Recentemente, tive a oportunidade de assistir ao exercício democrático de produção dentro de uma fábrica de cerâmica na cidade de Neuquén no sul da Argentina, na porta de entrada da Patagónia. Trata-se da Cerâmica Zanon, que pertencia a um grupo económico multinacional, cujo dono principal era Luis Zanon, da empresa Ital Park, testa de ferro da privatização das Aerolineas Argentinas e um dos cem empresários mais ricos na Argentina. Este empresário, em 2001, estava prestes a decretar a falência da empresa. Chegou a demitir 380 operários e, ao mesmo tempo, tomava milionários empréstimos de vários organismos financeiros, para com a falência sair enriquecido. Tratava-se, portanto, de uma falência fraudulenta, como depois foi provado.
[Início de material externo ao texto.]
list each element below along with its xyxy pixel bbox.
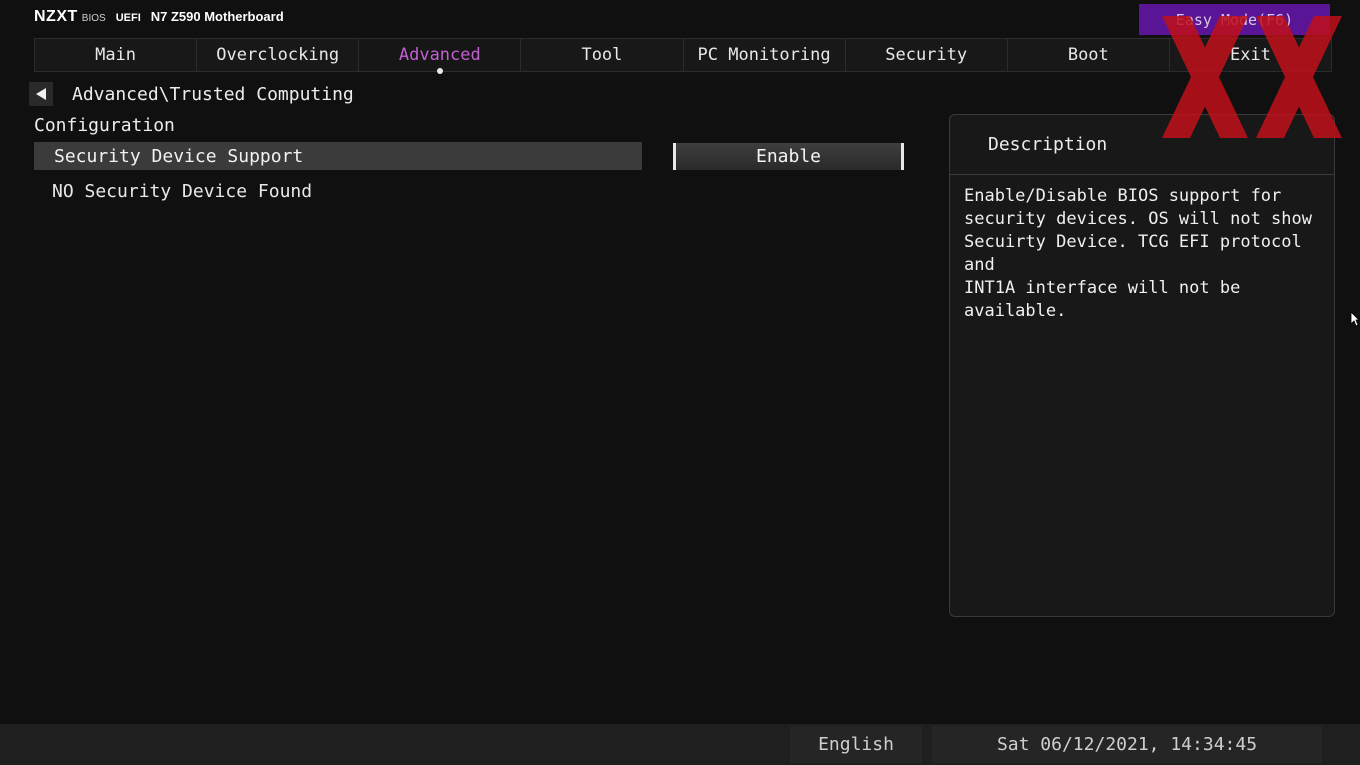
- tab-exit[interactable]: Exit: [1169, 39, 1331, 71]
- back-arrow-icon: [36, 88, 46, 100]
- bios-label: BIOS: [81, 13, 106, 24]
- tab-pc-monitoring[interactable]: PC Monitoring: [683, 39, 846, 71]
- setting-value-selector[interactable]: Enable: [673, 143, 904, 170]
- tab-overclocking[interactable]: Overclocking: [197, 39, 360, 71]
- tab-tool[interactable]: Tool: [521, 39, 684, 71]
- tab-main[interactable]: Main: [35, 39, 198, 71]
- setting-row-security-device-support[interactable]: Security Device Support: [34, 142, 642, 170]
- description-panel: Description Enable/Disable BIOS support …: [949, 114, 1335, 617]
- tab-security[interactable]: Security: [845, 39, 1008, 71]
- section-title-configuration: Configuration: [34, 115, 175, 136]
- system-datetime: Sat 06/12/2021, 14:34:45: [932, 726, 1322, 763]
- bios-brand: NZXT BIOS UEFI N7 Z590 Motherboard: [34, 8, 284, 28]
- setting-label: Security Device Support: [54, 145, 304, 167]
- mouse-cursor-icon: [1350, 311, 1360, 327]
- main-tab-bar: Main Overclocking Advanced Tool PC Monit…: [34, 38, 1332, 74]
- uefi-label: UEFI: [115, 12, 141, 24]
- language-selector[interactable]: English: [790, 726, 922, 763]
- description-text: Enable/Disable BIOS support for security…: [964, 186, 1312, 321]
- tab-boot[interactable]: Boot: [1007, 39, 1170, 71]
- breadcrumb: Advanced\Trusted Computing: [72, 84, 354, 105]
- security-device-status: NO Security Device Found: [52, 181, 313, 202]
- description-title: Description: [950, 115, 1334, 175]
- brand-logo: NZXT: [34, 8, 78, 25]
- tab-advanced[interactable]: Advanced: [359, 39, 522, 74]
- back-button[interactable]: [29, 82, 53, 106]
- motherboard-model: N7 Z590 Motherboard: [150, 9, 284, 24]
- easy-mode-button[interactable]: Easy Mode(F6): [1139, 4, 1330, 35]
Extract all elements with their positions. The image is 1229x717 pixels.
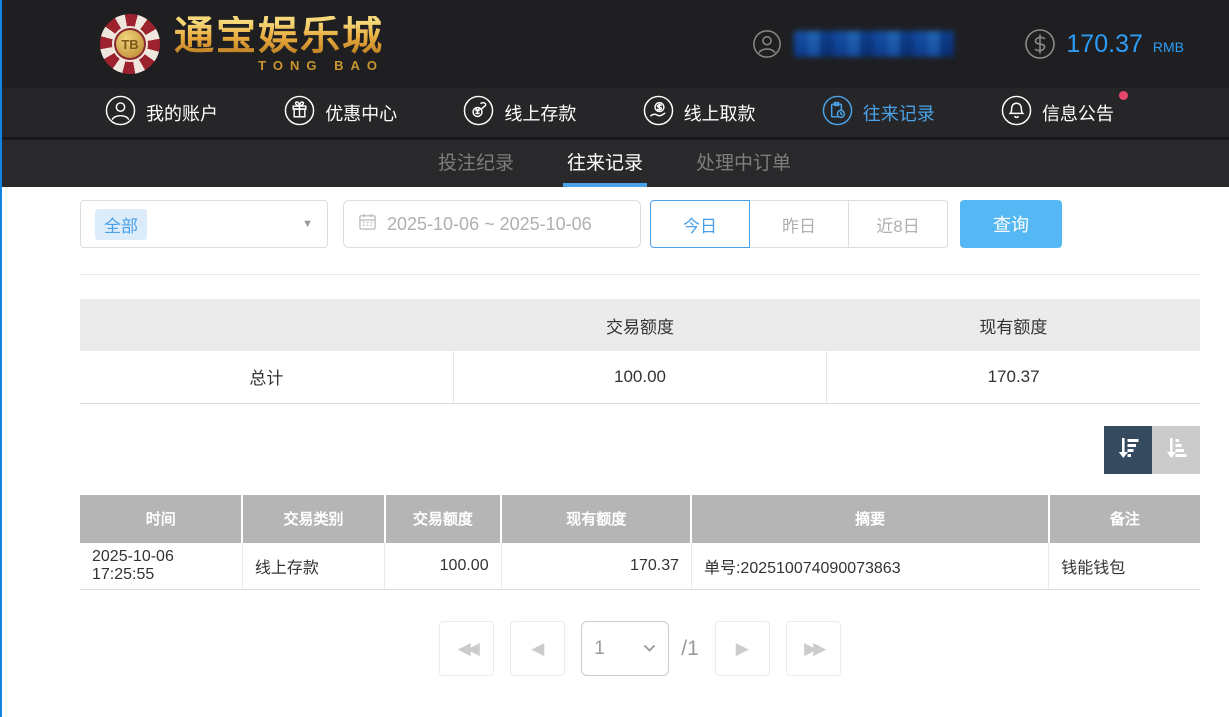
page-select[interactable]: 1 [581,621,669,676]
sort-amount-asc-icon [1162,434,1190,465]
col-header-remark: 备注 [1049,495,1200,543]
summary-total-label: 总计 [80,351,453,403]
nav-item-deposit[interactable]: 线上存款 [463,95,576,131]
nav-item-transaction-records[interactable]: 往来记录 [822,95,935,131]
section-divider [80,274,1200,275]
brand-text: 通宝娱乐城 TONG BAO [174,16,384,72]
balance[interactable]: 170.37 RMB [1024,28,1184,60]
summary-header-row: 交易额度 现有额度 [80,299,1200,351]
next-page-button[interactable]: ▶ [715,621,770,676]
header-right: 170.37 RMB [752,28,1184,60]
main-nav: 我的账户 优惠中心 线上存款 [0,88,1229,140]
nav-label: 线上存款 [504,100,576,126]
main-content: 全部 ▼ 2025-10-06 ~ 2025-10-06 今日 昨日 近8日 查… [0,187,1229,676]
col-header-amount: 交易额度 [385,495,501,543]
gift-icon [284,95,315,131]
range-yesterday-button[interactable]: 昨日 [749,200,849,248]
cell-type: 线上存款 [242,543,384,590]
cell-balance: 170.37 [501,543,691,590]
date-range-input[interactable]: 2025-10-06 ~ 2025-10-06 [343,200,641,248]
sort-ascending-button[interactable] [1152,426,1200,474]
poker-chip-icon: TB [100,14,160,74]
summary-header-current-amount: 现有额度 [827,299,1200,351]
right-arrow-icon: ▶ [736,639,749,659]
nav-item-withdraw[interactable]: 线上取款 [643,95,756,131]
cell-summary: 单号:202510074090073863 [691,543,1048,590]
summary-header-empty [80,299,453,351]
withdraw-icon [643,95,674,131]
nav-item-announcements[interactable]: 信息公告 [1001,95,1114,131]
cell-amount: 100.00 [385,543,501,590]
user-icon [105,95,136,131]
left-arrow-icon: ◀ [531,639,544,659]
user-avatar-icon [752,29,782,59]
nav-label: 我的账户 [146,100,218,126]
calendar-icon [358,212,377,236]
col-header-summary: 摘要 [691,495,1048,543]
summary-header-transaction-amount: 交易额度 [453,299,826,351]
site-logo[interactable]: TB 通宝娱乐城 TONG BAO [100,14,384,74]
chip-label: TB [112,26,148,62]
cell-time: 2025-10-06 17:25:55 [80,543,242,590]
bell-icon [1001,95,1032,131]
pagination: ◀◀ ◀ 1 /1 ▶ ▶▶ [80,621,1200,676]
tab-bet-records[interactable]: 投注纪录 [434,140,518,187]
coin-icon [1024,28,1056,60]
nav-item-my-account[interactable]: 我的账户 [105,95,218,131]
brand-name-cn: 通宝娱乐城 [174,16,384,56]
username-blurred[interactable] [794,31,954,57]
notification-dot [1119,91,1128,100]
range-last8days-button[interactable]: 近8日 [848,200,948,248]
col-header-balance: 现有额度 [501,495,691,543]
summary-current-amount: 170.37 [827,351,1200,403]
records-table: 时间 交易类别 交易额度 现有额度 摘要 备注 2025-10-06 17:25… [80,495,1200,591]
nav-label: 往来记录 [863,100,935,126]
summary-total-row: 总计 100.00 170.37 [80,351,1200,403]
chevron-down-icon: ▼ [302,218,313,230]
nav-label: 优惠中心 [325,100,397,126]
left-accent-stripe [0,0,2,717]
nav-label: 信息公告 [1042,100,1114,126]
page-select-value: 1 [594,638,605,660]
records-header-row: 时间 交易类别 交易额度 现有额度 摘要 备注 [80,495,1200,543]
brand-name-en: TONG BAO [258,59,384,72]
tab-transaction-records[interactable]: 往来记录 [563,140,647,187]
tab-pending-orders[interactable]: 处理中订单 [692,140,795,187]
cell-remark: 钱能钱包 [1049,543,1200,590]
range-today-button[interactable]: 今日 [650,200,750,248]
nav-item-promotions[interactable]: 优惠中心 [284,95,397,131]
double-right-arrow-icon: ▶▶ [804,639,822,659]
summary-table: 交易额度 现有额度 总计 100.00 170.37 [80,299,1200,404]
sort-descending-button[interactable] [1104,426,1152,474]
first-page-button[interactable]: ◀◀ [439,621,494,676]
records-icon [822,95,853,131]
col-header-time: 时间 [80,495,242,543]
last-page-button[interactable]: ▶▶ [786,621,841,676]
sort-controls [80,426,1200,474]
table-row: 2025-10-06 17:25:55 线上存款 100.00 170.37 单… [80,543,1200,590]
page-total-label: /1 [681,637,699,661]
search-button[interactable]: 查询 [960,200,1062,248]
type-select-value: 全部 [95,209,147,240]
prev-page-button[interactable]: ◀ [510,621,565,676]
balance-currency: RMB [1153,39,1184,55]
top-header: TB 通宝娱乐城 TONG BAO 170.37 RMB [0,0,1229,88]
deposit-icon [463,95,494,131]
double-left-arrow-icon: ◀◀ [458,639,476,659]
type-select[interactable]: 全部 ▼ [80,200,328,248]
col-header-type: 交易类别 [242,495,384,543]
quick-range-group: 今日 昨日 近8日 [650,200,948,248]
filter-row: 全部 ▼ 2025-10-06 ~ 2025-10-06 今日 昨日 近8日 查… [80,200,1200,248]
sort-amount-desc-icon [1114,434,1142,465]
sub-nav: 投注纪录 往来记录 处理中订单 [0,140,1229,187]
summary-transaction-amount: 100.00 [453,351,826,403]
nav-label: 线上取款 [684,100,756,126]
chevron-down-icon [643,640,656,658]
balance-amount: 170.37 [1066,30,1142,59]
date-range-value: 2025-10-06 ~ 2025-10-06 [387,214,592,235]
Os operários resistiram, começaram a organizar-se e articular-se com outras entidades sindicais, movimentos sociais, universidades, igrejas e directamente mobilizando a sociedade civil local e até a nacional. Todos os intentos por parte da polícia de desalojá-los foram frustrados. Os operários assumiram a direcção da fábrica de forma democrática, organizaram a complexa produção de cerâmica, de alta qualidade, com maquinaria moderna de origem italiana. Decretada a falência em 2005, trocaram o nome da fábrica. Agora chama-se Fasinpat (fabrica sin patrones). Democraticamente ajustaram os departamentos, introduziram a rotatividade nas funções para todos poderem aprender mais, fizeram parcerias com a universidade local. Não só. A fábrica não se reduz a produzir produtos materiais mas também cultura, com biblioteca, visitação de escolas, shows multitudinários no grande pátio, colaboração com os indígenas mapuche que ofereceram a sua rica simbologia assumida na produção. Lá trabalham 470 operários produzindo mensalmente 400 mil metros quadrados de vários tipos de cerâmica de comprovada qualidade.
Fazia gosto ver o rosto dos operários desanuviados, libertos da servidão do trabalho alienado, contentes de estar levando avante a democracia real nas relações produtivas que se revertiam em relações humanizadoras entre eles. A sua postulação é que o Estado expropie a fábrica, sem pagar as dívidas por terem sido fraudulentas, e entregue a gestão aos próprios operários a serviço da comunidade através de obras públicas como construção de casas populares, postos de saúde, colégios e outros fins sociais. Como se depreende, a democracia pode sempre crescer e mostrar o seu carácter humanizador.